Consent Rules
1. No = No. If a partner says it, believe it. Otherwise you will be turning your potential lover into your victim. It isn’t someone else’s responsibility to set our limits. If someone doesn’t say “no,” it certainly does not mean “yes.”
2. No answer does not = yes. Too many males have acted without good information (or ignored clear messages). If either (or both) of you can’t (won’t) talk about sex and the possible consequences for a relationship, then it is much too soon to be sexual together.
3. Submission does not = consent. Reasons that females might submit include: fear experience might have shown her that resistance, verbal or physical, doesn’t work and may even be punished additionally; fatigue She may become tired of fending us off. If you ask and someone says “I guess” or “Well, if you want to” or “Fine…just get it over with” or “I don’t know…” or “If that’s what you want…” or “Whatever you say” these don’t sound like someone is freely, happily, consenting to sexual acts.
4. After the fact (of sex) is no time to be finding out that a partner did not want any or the same level of sexual interaction. It is 100% my responsibility to be as sure as possible that my partner is as “into” sex as I am.
5. Each assumption about your partner’s intentions or receptivity that you make and act on is a choice that you are making. The way someone looks at you, the way they are dressed, that they laugh at your jokes, that they seem into it (by kissing, for example), that they should know what you want because it’s obvious what you want, that they stop pushing your hand away are not acts that equal verbal consent. Relying on our optimistic reading of our partner’s body language is a good way to set ourselves up to commit assault.
6. Sex with someone unable to consent is sexual assault. Sex with someone drunk, stoned, asleep, passed-out, retarded, underage or otherwise unable to consent is sexual assault. Prior to sexual acts, to protect ourselves from hurting someone by committing assault, it is our responsibility to find out if our partner is (and can) consent.
7. Consent is a verbal process, established without coercion. “Yes” is only the beginning of the process to establish consent. “Would you like to hold hands?”, “Where do you like to be touched?”, “I’d like to touch your breast, would you like me to?”, “What does intercourse mean to you? Here is what it means to me.”, “I am gladly using a condom. Two forms are better than one what birth control are you using?”, “Does that feel good?”, “May I co-conspire in your orgasm?” These are but a few examples of questions that help establish that both parties are equally interested in participating.
8. If someone, female or male, feels assaulted they have been assaulted. After the fact is too late to find-out for the first time how our partner felt about the sexual interaction. Later, if someone felt that they had been coerced, then that “sex” was a sexual assault, whatever our intention at the time.

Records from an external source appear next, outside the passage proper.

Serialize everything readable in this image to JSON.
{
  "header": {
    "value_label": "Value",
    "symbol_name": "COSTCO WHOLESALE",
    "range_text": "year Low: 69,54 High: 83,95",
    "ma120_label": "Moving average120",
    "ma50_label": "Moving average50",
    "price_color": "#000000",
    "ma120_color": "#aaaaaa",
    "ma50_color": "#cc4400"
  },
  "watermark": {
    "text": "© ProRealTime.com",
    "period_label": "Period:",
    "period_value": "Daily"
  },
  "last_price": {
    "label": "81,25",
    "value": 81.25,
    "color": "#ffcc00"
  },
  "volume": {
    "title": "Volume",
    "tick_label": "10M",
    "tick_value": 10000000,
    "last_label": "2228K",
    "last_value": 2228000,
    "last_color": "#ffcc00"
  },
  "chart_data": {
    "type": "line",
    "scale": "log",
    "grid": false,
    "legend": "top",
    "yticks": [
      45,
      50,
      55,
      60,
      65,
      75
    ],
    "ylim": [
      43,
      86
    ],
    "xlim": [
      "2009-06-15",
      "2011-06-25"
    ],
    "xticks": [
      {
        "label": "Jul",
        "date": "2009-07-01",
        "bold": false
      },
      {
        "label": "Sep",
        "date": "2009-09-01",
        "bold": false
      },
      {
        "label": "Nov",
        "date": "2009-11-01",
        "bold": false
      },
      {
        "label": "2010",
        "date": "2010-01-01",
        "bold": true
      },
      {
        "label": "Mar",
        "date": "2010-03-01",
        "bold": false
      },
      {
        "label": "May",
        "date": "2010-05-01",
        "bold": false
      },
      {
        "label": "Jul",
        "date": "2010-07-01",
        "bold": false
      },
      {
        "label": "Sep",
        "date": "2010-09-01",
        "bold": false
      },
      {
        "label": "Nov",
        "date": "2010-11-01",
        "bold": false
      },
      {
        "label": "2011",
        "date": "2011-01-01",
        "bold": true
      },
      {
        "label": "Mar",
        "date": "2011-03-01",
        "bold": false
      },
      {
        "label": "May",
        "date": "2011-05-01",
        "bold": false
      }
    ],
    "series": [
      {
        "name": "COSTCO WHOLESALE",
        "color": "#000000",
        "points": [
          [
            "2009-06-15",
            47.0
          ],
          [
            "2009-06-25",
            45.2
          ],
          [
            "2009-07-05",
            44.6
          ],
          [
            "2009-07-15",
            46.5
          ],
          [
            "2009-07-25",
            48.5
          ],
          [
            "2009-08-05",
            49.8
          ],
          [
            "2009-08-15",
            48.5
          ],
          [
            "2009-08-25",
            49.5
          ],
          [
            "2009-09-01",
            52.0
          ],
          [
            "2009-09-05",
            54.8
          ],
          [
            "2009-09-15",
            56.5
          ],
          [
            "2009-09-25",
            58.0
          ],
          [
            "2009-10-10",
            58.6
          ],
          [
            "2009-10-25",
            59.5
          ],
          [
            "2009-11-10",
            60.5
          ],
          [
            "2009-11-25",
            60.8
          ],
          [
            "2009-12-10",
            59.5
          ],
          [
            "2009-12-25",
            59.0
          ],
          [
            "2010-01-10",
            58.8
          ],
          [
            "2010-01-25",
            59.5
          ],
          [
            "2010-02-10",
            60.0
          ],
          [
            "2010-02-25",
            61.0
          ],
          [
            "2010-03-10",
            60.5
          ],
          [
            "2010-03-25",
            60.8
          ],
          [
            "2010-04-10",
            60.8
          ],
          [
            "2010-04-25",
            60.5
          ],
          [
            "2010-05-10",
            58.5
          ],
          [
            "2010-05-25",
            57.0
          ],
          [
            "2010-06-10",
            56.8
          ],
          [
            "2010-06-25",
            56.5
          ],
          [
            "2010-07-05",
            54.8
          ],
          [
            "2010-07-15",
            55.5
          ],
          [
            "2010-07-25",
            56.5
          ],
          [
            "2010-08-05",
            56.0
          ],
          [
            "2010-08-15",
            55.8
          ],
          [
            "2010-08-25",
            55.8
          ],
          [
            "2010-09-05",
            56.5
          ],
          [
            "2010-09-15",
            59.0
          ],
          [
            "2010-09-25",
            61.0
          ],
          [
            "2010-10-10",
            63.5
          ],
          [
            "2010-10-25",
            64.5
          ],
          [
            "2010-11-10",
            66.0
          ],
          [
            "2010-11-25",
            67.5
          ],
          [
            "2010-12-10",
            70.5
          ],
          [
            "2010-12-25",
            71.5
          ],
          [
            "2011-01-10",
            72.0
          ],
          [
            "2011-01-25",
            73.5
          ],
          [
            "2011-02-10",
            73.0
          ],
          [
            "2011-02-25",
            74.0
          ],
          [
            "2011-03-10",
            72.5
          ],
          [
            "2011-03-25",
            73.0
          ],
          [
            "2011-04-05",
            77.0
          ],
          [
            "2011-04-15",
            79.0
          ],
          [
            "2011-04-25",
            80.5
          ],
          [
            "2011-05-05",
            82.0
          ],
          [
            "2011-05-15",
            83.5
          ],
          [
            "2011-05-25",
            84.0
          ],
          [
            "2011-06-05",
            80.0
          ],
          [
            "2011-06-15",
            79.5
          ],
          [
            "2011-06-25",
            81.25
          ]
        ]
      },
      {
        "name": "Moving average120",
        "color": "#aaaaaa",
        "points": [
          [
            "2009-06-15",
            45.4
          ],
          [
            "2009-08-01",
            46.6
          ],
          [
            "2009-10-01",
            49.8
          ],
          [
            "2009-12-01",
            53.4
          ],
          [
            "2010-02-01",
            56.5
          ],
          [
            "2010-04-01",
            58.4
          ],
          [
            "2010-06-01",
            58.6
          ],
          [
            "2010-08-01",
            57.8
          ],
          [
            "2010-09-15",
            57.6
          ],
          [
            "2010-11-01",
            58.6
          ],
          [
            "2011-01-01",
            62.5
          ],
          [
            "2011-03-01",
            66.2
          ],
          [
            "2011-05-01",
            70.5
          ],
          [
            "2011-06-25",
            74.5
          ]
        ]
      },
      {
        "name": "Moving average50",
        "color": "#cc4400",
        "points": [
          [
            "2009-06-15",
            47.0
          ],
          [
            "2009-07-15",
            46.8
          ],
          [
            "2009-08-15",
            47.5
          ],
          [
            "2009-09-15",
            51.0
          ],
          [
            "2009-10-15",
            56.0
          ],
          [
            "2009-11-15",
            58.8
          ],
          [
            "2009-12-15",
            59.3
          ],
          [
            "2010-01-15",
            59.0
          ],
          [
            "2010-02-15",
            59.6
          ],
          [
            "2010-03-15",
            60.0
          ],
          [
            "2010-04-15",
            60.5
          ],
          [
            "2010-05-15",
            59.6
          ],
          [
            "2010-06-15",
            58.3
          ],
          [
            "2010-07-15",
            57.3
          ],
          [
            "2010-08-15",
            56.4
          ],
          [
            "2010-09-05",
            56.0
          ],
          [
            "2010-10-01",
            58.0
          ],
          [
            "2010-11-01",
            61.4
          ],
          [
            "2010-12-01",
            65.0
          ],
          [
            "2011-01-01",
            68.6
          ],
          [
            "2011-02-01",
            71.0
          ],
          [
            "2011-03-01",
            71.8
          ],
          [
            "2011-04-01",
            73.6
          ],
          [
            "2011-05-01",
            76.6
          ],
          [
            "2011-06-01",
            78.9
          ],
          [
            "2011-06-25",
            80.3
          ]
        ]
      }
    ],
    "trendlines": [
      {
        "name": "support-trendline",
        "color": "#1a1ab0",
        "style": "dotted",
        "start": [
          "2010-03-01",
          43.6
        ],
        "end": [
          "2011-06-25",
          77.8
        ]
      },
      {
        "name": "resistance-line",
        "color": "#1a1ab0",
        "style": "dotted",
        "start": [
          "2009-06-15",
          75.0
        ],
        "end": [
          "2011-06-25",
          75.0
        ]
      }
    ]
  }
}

9. Someone can change their minds at any point. For example, if they say “stop” or “no” or “that hurts” STOP. We can stop at any time. To avoid committing assault, check-in with your partner during sexual acts: “Are you doing OK?”, “Does this feel good?”, “Does this still feel good?” are some ways of finding out that your partner is still “into it” as you are. There is no “point of no return.” I’d rather waddle home without ejaculating (however uncomfortable) than feel there was a chance that she might feel assaulted. My physical discomfort will pass, she may carry the trauma of her assault for the rest of her life. No male ever died of “blue balls.”
10. Confronting masculine violence is good and essential work for boys and men. Most of the rape prevention in the past and present has been done by women. That there are finally some men doing this work, privately and publicly, does not deny those women’s work and doesn’t deny the need for many more males to be involved. We males are not “The A Team,” those women have not been standing around until we males showed up. We can be allies with caring, activist women in the effort to end sexual violence.